Bahkan, kedua anggota dewan tersebut juga siap meluangkan waktunya apabila diperlukan untuk berdiskusi dan memberikan pandangan hukum bersama masyarakat. Kehadiran mereka dinilai menjadi tambahan kekuatan bagi BBHAR dalam membangun ruang konsultasi yang lebih terbuka, aktif, dan benar-benar terasa manfaatnya bagi warga.

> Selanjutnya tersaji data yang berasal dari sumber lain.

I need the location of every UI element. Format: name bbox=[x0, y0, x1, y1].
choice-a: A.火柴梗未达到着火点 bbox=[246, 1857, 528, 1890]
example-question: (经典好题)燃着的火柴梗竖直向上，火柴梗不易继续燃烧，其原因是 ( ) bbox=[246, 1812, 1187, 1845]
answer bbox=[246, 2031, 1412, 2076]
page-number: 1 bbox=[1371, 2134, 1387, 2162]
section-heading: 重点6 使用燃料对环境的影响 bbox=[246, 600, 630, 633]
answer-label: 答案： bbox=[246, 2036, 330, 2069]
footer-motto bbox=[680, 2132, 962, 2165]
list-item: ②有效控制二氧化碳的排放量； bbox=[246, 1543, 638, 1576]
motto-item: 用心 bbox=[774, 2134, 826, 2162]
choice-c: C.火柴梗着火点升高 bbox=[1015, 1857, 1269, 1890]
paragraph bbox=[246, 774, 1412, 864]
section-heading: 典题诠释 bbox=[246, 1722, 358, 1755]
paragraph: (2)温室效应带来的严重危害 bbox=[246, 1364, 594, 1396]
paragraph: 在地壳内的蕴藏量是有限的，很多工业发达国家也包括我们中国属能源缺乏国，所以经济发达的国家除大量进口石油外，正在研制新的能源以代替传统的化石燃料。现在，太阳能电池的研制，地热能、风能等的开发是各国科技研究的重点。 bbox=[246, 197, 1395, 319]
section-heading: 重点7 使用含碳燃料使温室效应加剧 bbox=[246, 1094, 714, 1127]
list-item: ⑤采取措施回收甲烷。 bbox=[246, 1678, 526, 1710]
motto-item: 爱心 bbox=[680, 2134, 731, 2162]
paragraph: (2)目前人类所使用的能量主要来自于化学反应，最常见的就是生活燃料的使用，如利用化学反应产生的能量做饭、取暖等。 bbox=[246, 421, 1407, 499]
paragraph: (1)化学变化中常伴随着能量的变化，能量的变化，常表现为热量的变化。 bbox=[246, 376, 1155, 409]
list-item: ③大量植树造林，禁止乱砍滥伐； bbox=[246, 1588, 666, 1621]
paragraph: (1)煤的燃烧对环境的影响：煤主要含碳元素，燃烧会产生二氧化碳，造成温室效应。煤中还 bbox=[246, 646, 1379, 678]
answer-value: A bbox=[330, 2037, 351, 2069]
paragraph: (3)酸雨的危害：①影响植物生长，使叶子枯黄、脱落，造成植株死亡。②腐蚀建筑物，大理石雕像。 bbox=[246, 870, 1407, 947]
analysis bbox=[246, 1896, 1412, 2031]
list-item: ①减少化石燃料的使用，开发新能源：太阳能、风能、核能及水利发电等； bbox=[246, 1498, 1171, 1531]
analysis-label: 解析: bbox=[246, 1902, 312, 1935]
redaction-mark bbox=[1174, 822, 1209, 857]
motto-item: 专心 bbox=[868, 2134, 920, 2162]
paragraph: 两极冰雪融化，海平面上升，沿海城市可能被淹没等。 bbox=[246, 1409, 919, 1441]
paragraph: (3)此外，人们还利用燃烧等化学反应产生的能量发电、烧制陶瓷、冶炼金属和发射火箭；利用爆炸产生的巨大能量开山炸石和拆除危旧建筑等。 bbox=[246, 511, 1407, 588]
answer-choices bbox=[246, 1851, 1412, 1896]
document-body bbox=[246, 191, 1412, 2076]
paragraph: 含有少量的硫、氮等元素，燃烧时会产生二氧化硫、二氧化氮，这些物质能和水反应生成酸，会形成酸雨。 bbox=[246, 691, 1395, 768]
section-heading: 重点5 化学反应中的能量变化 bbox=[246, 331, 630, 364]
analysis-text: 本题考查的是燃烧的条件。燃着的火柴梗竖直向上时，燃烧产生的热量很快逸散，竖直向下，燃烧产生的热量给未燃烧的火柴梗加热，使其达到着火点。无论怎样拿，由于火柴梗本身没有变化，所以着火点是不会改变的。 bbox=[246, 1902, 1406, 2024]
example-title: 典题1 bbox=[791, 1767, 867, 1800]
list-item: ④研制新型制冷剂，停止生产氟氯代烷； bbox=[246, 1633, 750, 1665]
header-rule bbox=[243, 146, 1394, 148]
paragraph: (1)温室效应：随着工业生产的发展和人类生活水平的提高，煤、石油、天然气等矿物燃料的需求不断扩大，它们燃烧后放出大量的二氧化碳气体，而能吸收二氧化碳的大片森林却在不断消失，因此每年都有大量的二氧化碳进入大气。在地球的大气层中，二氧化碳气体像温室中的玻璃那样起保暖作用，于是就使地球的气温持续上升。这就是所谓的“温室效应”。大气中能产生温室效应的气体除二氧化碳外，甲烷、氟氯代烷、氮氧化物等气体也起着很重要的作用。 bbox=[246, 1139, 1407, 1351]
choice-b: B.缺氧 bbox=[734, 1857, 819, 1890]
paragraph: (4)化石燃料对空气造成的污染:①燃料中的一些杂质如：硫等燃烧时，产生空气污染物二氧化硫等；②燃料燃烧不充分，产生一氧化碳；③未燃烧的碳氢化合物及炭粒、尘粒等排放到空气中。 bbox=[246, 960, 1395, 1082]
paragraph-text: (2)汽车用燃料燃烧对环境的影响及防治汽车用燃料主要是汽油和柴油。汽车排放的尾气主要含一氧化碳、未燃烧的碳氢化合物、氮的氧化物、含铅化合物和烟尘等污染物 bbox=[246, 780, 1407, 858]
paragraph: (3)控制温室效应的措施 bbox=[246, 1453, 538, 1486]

Di tengah kondisi sosial masyarakat yang semakin kompleks, keberadaan BBHAR PDI Perjuangan Kabupaten Tangerang mulai dipandang sebagai ruang baru bagi warga untuk mencari perlindungan dan tempat mengadu. Tidak hanya bicara soal pasal dan aturan di atas meja, tetapi hadir langsung mendengar keluhan masyarakat yang selama ini sering merasa berjalan sendirian menghadapi persoalan hidupnya.